NETHERLANDS - At least 7% of the 1,100 independent pension advisers of insurer Aegon will stop their activities after the introduction of a licence, a survey by Aegon suggests.

The required skills and the mandatory minimum number of consultations will force many intermediaries to terminate their pension portfolio, the insurer said.

However, the survey has also made clear that 46% said they would continue, emphasised Frits Bart, pension director of Aegon Intermediary, who has conducted a series of 'road shows' in order to consult the advisers.

Bart added that 15% of the intermediaries had not reached a decision yet, and that 32% of them had not responded to Aegon's questionnaire.

The outcome is above general market expectations, with forecasts that approximately 75% of independent pension advisers would stop,  Alexander Kuipers, spokesman for Aegon noted.

He suggested that an explanation for the difference is "that Aegon has many intermediaries with larger offices and specialist pension advisers".
"The consequence is that many intermediaries who are covering pension advice as a secondary activity, can't meet the requirements, and will stop as a consequence," he said.

Bart continued: "In our opinion, this is a good development for both employers and employees in the small and average-sized businesses, as a pension is a complex product with a long-term financial impact."

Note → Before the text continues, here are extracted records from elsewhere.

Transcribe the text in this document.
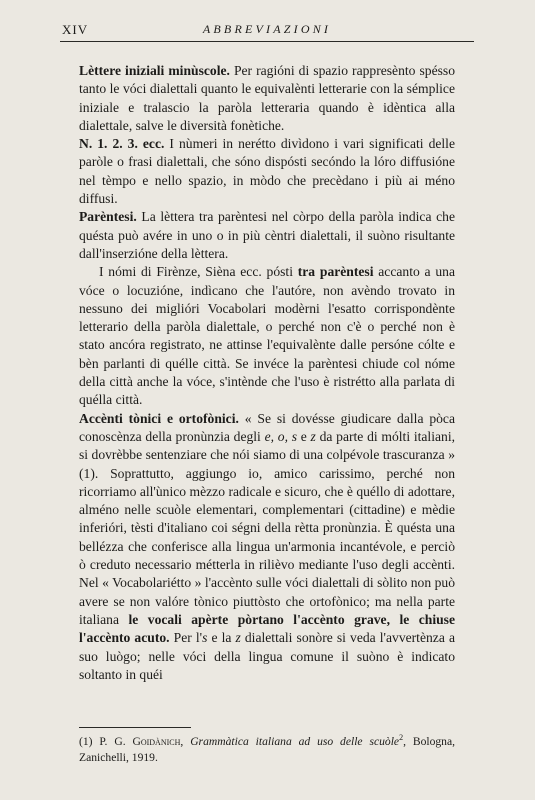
XIV	ABBREVIAZIONI

Lèttere iniziali minùscole. Per ragióni di spazio rappresènto spésso tanto le vóci dialettali quanto le equivalènti letterarie con la sémplice iniziale e tralascio la paròla letteraria quando è idèntica alla dialettale, salve le diversità fonètiche.

N. 1. 2. 3. ecc. I nùmeri in nerétto divìdono i vari significati delle paròle o frasi dialettali, che sóno dispósti secóndo la lóro diffusióne nel tèmpo e nello spazio, in mòdo che precèdano i più ai méno diffusi.

Parèntesi. La lèttera tra parèntesi nel còrpo della paròla indica che quésta può avére in uno o in più cèntri dialettali, il suòno risultante dall'inserzióne della lèttera.

I nómi di Firènze, Sièna ecc. pósti tra parèntesi accanto a una vóce o locuzióne, indìcano che l'autóre, non avèndo trovato in nessuno dei miglióri Vocabolari modèrni l'esatto corrispondènte letterario della paròla dialettale, o perché non c'è o perché non è stato ancóra registrato, ne attinse l'equivalènte dalle persóne cólte e bèn parlanti di quélle città. Se invéce la parèntesi chiude col nóme della città anche la vóce, s'intènde che l'uso è ristrétto alla parlata di quélla città.

Accènti tònici e ortofònici. « Se si dovésse giudicare dalla pòca conoscènza della pronùnzia degli e, o, s e z da parte di mólti italiani, si dovrèbbe sentenziare che nói siamo di una colpévole trascuranza » (1). Soprattutto, aggiungo io, amico carissimo, perché non ricorriamo all'ùnico mèzzo radicale e sicuro, che è quéllo di adottare, alméno nelle scuòle elementari, complementari (cittadine) e mèdie inferióri, tèsti d'italiano coi ségni della rètta pronùnzia. È quésta una bellézza che conferisce alla lingua un'armonia incantévole, e perciò ò creduto necessario métterla in rilièvo mediante l'uso degli accènti. Nel « Vocabolariétto » l'accènto sulle vóci dialettali di sòlito non può avere se non valóre tònico piuttòsto che ortofònico; ma nella parte italiana le vocali apèrte pòrtano l'accènto grave, le chiuse l'accènto acuto. Per l's e la z dialettali sonòre si veda l'avvertènza a suo luògo; nelle vóci della lingua comune il suòno è indicato soltanto in quéi

(1) P. G. Goidànich, Grammàtica italiana ad uso delle scuòle$^2$, Bologna, Zanichelli, 1919.
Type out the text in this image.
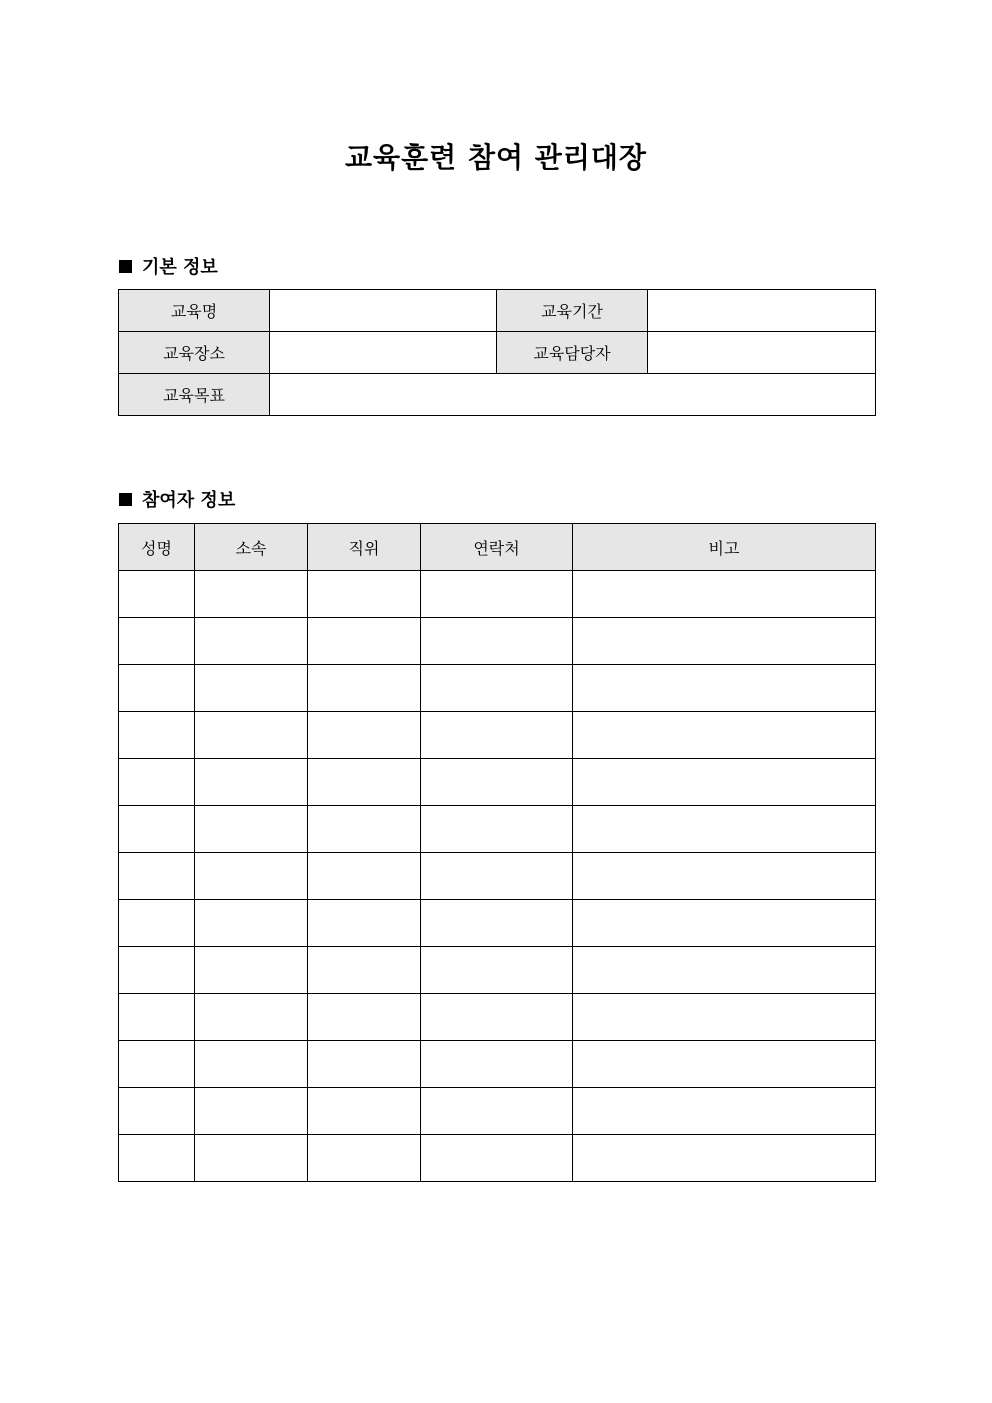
교육훈련 참여 관리대장
기본 정보
교육명		교육기간	
교육장소		교육담당자	
교육목표			
참여자 정보
성명	소속	직위	연락처	비고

He expected intermediaries to specialise in a segment of the pension and insurance market.

The communication supervisor Authority Financial Markets (AFM) has announced rigorous education requirements as well as a mandatory licence for intermediaries as of 1 January 2014.

The measures followed an AFM survey last year, which showed that 75% of the pension advice to small and average-sized businesses is sub-standard.

The watchdog concluded that pension advice should be an intermediaries' main profession, rather than a sideline activity.